SARS-CoV-2 infection demonstrated in a human lung bronchioalveolar tissue model
Development of an in vitro human-derived tissue model for studying virus infection and disease progression in the alveolar cells of the lungs responsible for oxygen and carbon dioxide exchange with the blood might enable the study of possible therapies for acute respiratory distress syndrome (ARDS) triggered by SARS-CoV-2. Researchers in the Netherlands have demonstrated that the SARS-CoV-2 replicates efficiently in their model resembling the human bronchioalveolar system that is thought to play a critical role in progression of infection towards pneumonia and ARDS.
It is already established that in people infected with COVID-19 or some other respiratory viruses, alveolar injury can trigger a cascade of events that leads to ARDS, restricting transport of oxygen into the blood to dangerously low levels. There is also mounting evidence that the epithelium lining the alveoli plays a major role in progression of COVID-19. However, in vitro models for replicating disease progression in the alveoli of human lungs have proven difficult to establish, especially models that are also permissive to SARS-CoV-2 infection. This has greatly limited our understanding of COVID-19.
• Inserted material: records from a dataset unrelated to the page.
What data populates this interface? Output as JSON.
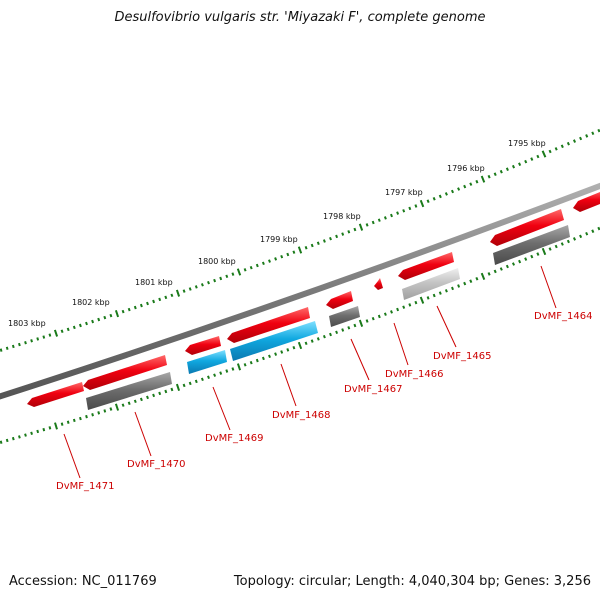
{
  "title": "Desulfovibrio vulgaris str. 'Miyazaki F', complete genome",
  "footer": {
    "accession": "Accession: NC_011769",
    "summary": "Topology: circular; Length: 4,040,304 bp; Genes: 3,256"
  },
  "ticks": [
    {
      "label": "1803 kbp"
    },
    {
      "label": "1802 kbp"
    },
    {
      "label": "1801 kbp"
    },
    {
      "label": "1800 kbp"
    },
    {
      "label": "1799 kbp"
    },
    {
      "label": "1798 kbp"
    },
    {
      "label": "1797 kbp"
    },
    {
      "label": "1796 kbp"
    },
    {
      "label": "1795 kbp"
    }
  ],
  "genes": [
    {
      "label": "DvMF_1464"
    },
    {
      "label": "DvMF_1465"
    },
    {
      "label": "DvMF_1466"
    },
    {
      "label": "DvMF_1467"
    },
    {
      "label": "DvMF_1468"
    },
    {
      "label": "DvMF_1469"
    },
    {
      "label": "DvMF_1470"
    },
    {
      "label": "DvMF_1471"
    }
  ],
  "colors": {
    "backbone": "#808080",
    "cds": "#e8000b",
    "gene_gray": "#707070",
    "gene_light": "#c8c8c8",
    "gene_cyan": "#10a8e0",
    "ticks": "#1a7a1a",
    "labels": "#cc0000"
  }
}
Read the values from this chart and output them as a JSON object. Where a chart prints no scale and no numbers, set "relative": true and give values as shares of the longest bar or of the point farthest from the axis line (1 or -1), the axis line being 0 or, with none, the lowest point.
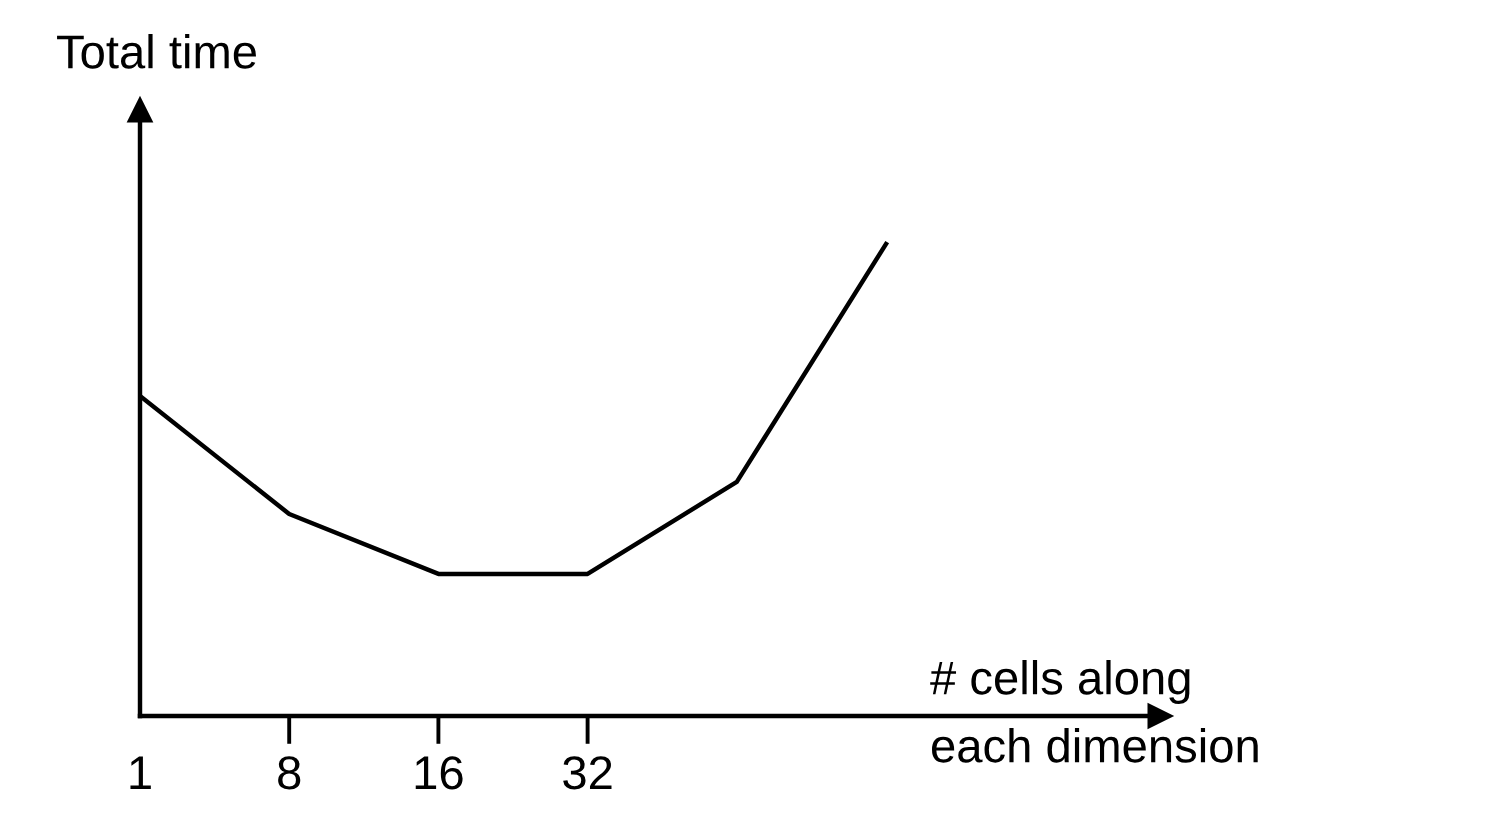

The Dutch team has now remedied this deficiency through application of self-renewing organoid models containing stem cells capable of differentiating into relevant cell types for study of disease processes. Organoids are tiny 3-D tissues typically around 2 mm in diameter across derived from stem cells to mirror the complex structures of an organ, or at least to express selected aspects of it to meet a given biomedical research objective. Such organoids can then provide continuous sources of 2-D tissues that mimic more accurately the geometry or cellular alignment of the structures under study.
A self-renewing organoid model for the epithelium of the airways conducting the gases, has already been developed by the same team, but the alveolar epithelium has proven a greater challenge to generate so far. The Dutch team has overcome this challenge and developed a 2-D
‘air interface’ system comprising a basal layer of stem cells in contact with the culture media and a top layer exposed to the air just as it would be in the lungs.
Multiple cultures were generated and infected successfully by SARS-CoV-2 targeting primarily alveolar type-II-like cells, known as ATII-L, confirmed by Transmission Electron Microscopy (TEM), surface marker stainings and single-cell sequencing. The study then shed light on the sequence of events following infection.